If gasoline was the good-news story – crummy as it was – jet fuel is the bad-news story. The four-week moving average of kerosene-type jet fuel consumption in the week through October 23, at 1.017 mb/d, was still down 44.3% year-over-year and remains way below anywhere in the data going back to 1991, except for the Pandemic.

Beyond the current collapse in demand – TSA checkpoint screenings of the number of passengers entering airport security zones are still down 62% year-over-year – the chart also shows the long-term demand challenges: It took 17 years for jet fuel demand to return to the 2000/2001 peak.
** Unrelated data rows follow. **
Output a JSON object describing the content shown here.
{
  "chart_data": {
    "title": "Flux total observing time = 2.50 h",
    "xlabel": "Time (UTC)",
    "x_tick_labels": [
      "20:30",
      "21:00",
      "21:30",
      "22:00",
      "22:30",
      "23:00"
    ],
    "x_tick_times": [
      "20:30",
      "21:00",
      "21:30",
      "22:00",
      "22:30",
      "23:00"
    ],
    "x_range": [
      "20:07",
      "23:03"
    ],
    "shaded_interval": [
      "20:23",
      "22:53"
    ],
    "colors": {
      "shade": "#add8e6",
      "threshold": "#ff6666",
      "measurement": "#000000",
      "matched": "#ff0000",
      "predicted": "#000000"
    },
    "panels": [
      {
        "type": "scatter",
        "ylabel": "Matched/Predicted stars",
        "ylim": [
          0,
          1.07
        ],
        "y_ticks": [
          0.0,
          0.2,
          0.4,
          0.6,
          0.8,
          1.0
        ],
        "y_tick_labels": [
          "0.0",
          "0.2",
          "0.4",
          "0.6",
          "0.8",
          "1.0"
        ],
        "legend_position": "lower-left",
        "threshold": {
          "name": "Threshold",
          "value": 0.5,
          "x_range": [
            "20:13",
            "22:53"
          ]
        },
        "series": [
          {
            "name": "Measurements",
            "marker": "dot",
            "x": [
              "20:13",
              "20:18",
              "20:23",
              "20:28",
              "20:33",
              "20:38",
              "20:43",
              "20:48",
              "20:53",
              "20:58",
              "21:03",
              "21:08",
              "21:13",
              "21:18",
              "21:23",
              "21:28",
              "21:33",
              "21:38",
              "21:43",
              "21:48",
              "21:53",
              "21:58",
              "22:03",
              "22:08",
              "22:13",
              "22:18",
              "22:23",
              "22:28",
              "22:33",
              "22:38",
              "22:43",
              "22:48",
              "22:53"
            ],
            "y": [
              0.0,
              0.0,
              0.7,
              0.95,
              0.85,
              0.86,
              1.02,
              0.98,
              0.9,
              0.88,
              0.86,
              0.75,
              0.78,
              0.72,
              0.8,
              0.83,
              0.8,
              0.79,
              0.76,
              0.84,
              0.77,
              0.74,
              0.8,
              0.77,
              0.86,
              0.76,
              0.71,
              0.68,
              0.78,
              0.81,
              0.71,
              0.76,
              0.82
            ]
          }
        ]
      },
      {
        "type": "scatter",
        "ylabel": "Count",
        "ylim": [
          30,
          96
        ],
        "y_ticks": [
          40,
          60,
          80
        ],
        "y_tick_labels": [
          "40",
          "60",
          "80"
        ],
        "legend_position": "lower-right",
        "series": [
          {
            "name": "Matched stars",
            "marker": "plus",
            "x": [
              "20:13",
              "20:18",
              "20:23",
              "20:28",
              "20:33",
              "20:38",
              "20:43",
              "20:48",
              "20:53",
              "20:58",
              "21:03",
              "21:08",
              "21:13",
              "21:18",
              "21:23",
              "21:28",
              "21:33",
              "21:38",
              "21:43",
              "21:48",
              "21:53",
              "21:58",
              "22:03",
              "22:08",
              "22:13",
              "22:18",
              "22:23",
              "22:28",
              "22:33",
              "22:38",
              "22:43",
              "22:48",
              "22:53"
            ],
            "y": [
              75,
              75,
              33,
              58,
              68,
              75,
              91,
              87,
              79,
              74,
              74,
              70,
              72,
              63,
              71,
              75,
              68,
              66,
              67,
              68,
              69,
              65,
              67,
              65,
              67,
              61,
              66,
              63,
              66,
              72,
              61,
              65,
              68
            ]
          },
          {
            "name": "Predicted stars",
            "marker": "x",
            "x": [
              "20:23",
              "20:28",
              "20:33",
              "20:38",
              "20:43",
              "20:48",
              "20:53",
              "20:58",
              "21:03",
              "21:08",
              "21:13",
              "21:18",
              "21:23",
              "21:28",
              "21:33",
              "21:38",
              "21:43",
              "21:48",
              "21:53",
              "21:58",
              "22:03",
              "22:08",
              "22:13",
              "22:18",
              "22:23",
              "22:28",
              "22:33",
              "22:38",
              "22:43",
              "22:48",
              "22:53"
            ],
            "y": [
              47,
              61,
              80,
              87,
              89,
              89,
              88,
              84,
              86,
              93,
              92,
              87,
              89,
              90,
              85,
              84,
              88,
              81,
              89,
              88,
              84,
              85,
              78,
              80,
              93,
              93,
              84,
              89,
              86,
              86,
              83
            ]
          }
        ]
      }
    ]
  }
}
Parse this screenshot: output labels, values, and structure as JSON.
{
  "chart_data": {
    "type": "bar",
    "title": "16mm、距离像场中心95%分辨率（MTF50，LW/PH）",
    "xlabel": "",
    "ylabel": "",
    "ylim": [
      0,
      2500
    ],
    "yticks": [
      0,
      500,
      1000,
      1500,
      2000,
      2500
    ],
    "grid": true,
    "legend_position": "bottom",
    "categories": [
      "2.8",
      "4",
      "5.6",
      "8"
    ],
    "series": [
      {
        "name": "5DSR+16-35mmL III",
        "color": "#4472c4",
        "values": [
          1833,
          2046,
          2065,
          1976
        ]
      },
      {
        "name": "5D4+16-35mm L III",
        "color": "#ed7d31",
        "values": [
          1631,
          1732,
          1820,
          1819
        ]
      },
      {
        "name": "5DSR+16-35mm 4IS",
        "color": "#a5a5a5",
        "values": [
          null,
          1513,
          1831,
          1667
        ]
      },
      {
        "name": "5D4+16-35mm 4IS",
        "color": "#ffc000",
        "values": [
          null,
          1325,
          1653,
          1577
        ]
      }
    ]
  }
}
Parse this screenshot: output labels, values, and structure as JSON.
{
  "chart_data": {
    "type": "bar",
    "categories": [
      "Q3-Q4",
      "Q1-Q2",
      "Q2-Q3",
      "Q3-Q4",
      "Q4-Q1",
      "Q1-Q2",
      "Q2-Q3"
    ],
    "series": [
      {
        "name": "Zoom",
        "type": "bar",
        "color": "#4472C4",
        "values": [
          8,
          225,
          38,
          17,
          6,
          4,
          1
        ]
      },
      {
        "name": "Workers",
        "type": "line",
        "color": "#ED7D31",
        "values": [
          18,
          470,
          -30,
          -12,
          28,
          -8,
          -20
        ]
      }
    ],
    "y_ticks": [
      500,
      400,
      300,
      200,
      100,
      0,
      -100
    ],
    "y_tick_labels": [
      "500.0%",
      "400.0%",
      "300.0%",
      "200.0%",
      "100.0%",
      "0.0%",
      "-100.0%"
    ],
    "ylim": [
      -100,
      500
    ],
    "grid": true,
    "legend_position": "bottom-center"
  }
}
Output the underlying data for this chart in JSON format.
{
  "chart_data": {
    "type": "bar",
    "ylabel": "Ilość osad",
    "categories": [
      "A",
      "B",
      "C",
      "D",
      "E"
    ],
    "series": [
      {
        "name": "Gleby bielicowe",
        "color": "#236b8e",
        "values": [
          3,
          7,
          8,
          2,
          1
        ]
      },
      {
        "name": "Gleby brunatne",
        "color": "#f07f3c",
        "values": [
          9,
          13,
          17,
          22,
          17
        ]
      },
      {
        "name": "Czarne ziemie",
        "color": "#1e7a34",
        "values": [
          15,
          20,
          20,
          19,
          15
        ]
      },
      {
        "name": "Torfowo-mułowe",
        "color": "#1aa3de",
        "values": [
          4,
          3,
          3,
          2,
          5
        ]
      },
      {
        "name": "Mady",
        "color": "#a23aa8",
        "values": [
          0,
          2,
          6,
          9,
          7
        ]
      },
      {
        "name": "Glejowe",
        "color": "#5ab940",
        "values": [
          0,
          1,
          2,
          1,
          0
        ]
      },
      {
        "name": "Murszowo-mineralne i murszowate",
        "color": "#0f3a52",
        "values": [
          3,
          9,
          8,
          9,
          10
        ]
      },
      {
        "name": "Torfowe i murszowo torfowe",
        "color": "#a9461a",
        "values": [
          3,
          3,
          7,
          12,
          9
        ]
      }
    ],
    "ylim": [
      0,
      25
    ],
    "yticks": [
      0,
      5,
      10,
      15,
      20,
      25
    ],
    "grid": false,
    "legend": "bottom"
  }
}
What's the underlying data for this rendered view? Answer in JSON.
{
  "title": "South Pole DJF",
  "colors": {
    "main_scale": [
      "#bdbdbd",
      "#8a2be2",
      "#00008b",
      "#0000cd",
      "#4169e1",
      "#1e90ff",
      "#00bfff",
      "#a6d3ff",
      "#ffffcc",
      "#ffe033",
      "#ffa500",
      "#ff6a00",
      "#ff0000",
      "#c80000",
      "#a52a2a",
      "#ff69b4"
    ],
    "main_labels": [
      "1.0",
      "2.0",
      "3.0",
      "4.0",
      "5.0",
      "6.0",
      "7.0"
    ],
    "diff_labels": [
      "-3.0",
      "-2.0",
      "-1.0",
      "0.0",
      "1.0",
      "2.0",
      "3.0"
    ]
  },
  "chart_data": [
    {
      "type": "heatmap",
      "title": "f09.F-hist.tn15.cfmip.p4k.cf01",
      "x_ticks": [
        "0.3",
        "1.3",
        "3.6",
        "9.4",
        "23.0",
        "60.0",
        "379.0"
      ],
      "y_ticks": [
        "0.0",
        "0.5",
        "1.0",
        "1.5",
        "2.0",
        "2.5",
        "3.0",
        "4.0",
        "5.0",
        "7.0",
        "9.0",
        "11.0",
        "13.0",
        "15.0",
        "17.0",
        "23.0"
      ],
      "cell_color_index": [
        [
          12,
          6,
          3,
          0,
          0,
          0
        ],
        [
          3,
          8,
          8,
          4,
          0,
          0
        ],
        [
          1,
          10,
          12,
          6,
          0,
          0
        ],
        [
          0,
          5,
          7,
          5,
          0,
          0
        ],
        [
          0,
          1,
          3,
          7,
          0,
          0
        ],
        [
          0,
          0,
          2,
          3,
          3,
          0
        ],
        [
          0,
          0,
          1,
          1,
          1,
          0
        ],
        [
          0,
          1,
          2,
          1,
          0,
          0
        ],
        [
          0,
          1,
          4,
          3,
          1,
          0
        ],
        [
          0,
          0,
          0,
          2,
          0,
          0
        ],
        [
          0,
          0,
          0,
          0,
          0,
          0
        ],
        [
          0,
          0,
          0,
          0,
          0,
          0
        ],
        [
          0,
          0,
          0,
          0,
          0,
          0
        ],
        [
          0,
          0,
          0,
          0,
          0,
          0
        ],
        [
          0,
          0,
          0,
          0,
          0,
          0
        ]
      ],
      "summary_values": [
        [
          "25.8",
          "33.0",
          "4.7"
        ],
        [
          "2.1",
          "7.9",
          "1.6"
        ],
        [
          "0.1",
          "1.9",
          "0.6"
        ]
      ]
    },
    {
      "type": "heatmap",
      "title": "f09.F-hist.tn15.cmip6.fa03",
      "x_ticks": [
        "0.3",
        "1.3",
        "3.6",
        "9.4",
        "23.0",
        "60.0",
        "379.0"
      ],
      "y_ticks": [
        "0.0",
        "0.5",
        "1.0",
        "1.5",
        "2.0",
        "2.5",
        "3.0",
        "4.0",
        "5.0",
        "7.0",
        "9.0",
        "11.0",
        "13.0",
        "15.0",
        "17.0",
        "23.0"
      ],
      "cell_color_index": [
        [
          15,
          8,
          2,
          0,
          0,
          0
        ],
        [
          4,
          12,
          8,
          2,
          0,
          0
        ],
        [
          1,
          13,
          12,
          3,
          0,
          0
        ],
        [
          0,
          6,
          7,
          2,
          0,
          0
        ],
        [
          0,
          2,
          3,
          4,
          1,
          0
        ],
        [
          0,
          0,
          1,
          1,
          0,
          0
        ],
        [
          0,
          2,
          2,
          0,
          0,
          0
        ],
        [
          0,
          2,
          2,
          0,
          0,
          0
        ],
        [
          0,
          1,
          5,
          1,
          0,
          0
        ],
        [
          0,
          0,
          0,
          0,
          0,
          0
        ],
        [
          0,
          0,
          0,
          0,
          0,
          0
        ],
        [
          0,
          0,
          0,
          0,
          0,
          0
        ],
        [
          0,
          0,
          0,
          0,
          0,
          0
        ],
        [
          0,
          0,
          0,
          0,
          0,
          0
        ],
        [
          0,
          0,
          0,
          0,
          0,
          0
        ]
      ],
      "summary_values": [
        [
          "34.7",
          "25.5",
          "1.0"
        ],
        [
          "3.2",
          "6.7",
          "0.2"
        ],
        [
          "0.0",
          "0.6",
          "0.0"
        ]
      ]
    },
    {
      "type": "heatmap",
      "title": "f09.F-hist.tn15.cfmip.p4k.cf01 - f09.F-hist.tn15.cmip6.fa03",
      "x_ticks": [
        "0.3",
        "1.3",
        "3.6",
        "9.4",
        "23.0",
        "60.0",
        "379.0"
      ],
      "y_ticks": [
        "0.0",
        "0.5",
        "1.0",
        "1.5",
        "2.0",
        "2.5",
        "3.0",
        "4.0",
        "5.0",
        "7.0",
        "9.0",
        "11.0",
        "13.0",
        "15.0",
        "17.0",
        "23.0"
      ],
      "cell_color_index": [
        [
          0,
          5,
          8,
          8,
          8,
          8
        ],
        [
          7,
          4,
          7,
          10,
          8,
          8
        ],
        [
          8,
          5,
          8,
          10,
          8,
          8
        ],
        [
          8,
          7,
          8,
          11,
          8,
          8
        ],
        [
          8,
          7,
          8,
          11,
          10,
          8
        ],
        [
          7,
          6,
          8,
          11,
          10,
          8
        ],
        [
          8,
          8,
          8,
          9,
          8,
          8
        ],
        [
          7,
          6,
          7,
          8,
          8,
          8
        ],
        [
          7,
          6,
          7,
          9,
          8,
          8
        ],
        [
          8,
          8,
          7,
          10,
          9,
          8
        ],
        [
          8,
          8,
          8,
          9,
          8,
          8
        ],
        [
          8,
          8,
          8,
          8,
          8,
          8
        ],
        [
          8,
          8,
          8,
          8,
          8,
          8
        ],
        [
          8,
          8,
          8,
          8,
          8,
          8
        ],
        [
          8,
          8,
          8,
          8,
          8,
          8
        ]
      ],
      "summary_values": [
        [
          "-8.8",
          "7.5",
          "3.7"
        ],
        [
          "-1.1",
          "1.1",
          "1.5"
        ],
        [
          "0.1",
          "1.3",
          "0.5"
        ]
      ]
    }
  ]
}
While passenger volume recovered from 9/11 after about three years, greater fuel efficiencies of new planes that replaced the older planes kept putting downward pressure on demand.

The same thing is happening now. Airlines are massively retiring their oldest planes. And when demand picks up, they’re using their newest planes – including those they’d ordered years ago and that they will be taking delivery of. It’s all about cutting costs. It will be very tough for jet fuel demand to return to the old highs.

Distillate.

Distillate includes diesel for trucks, railroad engines, ag equipment, oil-and-gas drilling equipment, construction equipment, generators, etc. plus fuel oils, such as for space heating and utility-scale power generation. The four-week moving average of consumption was down 5.2% from a year ago to 3.97 mb/d – but it too shows the long-term demand declines, with the peaks having been well over a decade ago:

Gasoline, jet fuel, and distillate combined.

All combined and eight months into the Pandemic, consumption of gasoline, jet fuel, and distillate, at 13.56 mb/d was still down 12.8% from a year ago, and was back where it had first been in 1997, which makes the long-term structural issues glaringly obvious:

This is what oil companies face on the demand side in the US, in terms of transportation fuel. Petroleum is also used in the petrochemical industry, and there are hopes that demand won’t decline long-term in a similar manner. The demand situation in the US is not unique to the US. Over the past many years, Europe, Japan, and other developed economies have seen similar weakness in demand for transportation fuel. And the Pandemic has put additional and immense pressure on the US oil industry.